The more complex the sugar, and the more natural the sugar, the more the sugars are integrated with enzymes and other things that help in the digestion and assimilation of the sugars and starches. That's how we find the sugars in fruit. They are imbedded in enzymes. The more simple the sugar, like a cane sugar the more it has been refined and refined and refined, until it is really a mineral. It's like a metal almost. If you take that, then the whole blood system goes whoa, way out somewhere. But if you take the sugar combined with enzymes and with other digestive things that are in the fruit itself, j and vitamins and whatever, then when that goes into the system it's not a simple sugar. It's a complex sugar and it has to take time to get broken down. Then it takes a long time for it to get in the blood and blah blah blah. Then you don't get the buzz. But maybe it's the buzz that will give you the satisfaction. That's a problem. So the sugar is a good way to get a buzz, because you only have to pay whatever for a candy bar and then you have an instant buzz in your pocket. Whereas if you ate a banana, well, huh, where's the buzz?.

So let's go to the next level. If we're talking about satisfaction and we're talking about food, the real satisfaction is that our food represents the will of somebody else.

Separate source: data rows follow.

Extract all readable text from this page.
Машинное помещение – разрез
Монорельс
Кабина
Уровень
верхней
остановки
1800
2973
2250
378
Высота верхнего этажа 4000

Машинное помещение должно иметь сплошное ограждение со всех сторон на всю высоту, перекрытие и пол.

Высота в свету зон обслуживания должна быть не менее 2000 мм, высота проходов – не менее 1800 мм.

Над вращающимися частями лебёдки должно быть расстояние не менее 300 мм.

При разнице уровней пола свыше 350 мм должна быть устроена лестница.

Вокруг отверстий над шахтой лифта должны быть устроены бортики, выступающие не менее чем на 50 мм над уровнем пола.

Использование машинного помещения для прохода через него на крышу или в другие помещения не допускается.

If we forget that, there is a tremendous component of satisfaction that is not available to us. It's just somewhere else in our consciousness where we cannot get to it. We can find ways of working with food to actually bring it somehow into consciousness that this food come Ss from somewhere, and it has a biography, and it means something beyond just satisfying a craving. It is very helpful to try and reinvest food with the idea that somebody did something to make this food happen. It does not appear by itself. We could also look for unsprayed or organic or bio dynamic food. All of that lines up, and increases the satisfaction element of the process of eating and getting nutrition. If we just analyze food for its daily requirement of nutrients, these things wouldn't show up as factors at all. And yet they are very important for the sense of satisfaction.

So at the next level there is what makes the food become less of a substance and more a process. Here it is useful that we build some type of inner relationship to the whole process of either growing, or preparing, or presenting the food. That the whole ambiance around the whole ritual of food has to do with a sense of gratitude to what this really is as a gift that's given to us fro the cosmos and the earth. If it simply becomes something that we put in the organism as a substitute for cravings, then it's no longer food as it is intended to be for us by the hierarchies . It no longer satisfies the whole being. It only satisfies the minimum daily requirements. That kind of thing is the ultimate basis for cravings. That's the problem in a way that goes even beyond the liver and the lungs and the kidney and the heart and the salt and the sulfur and the mercury.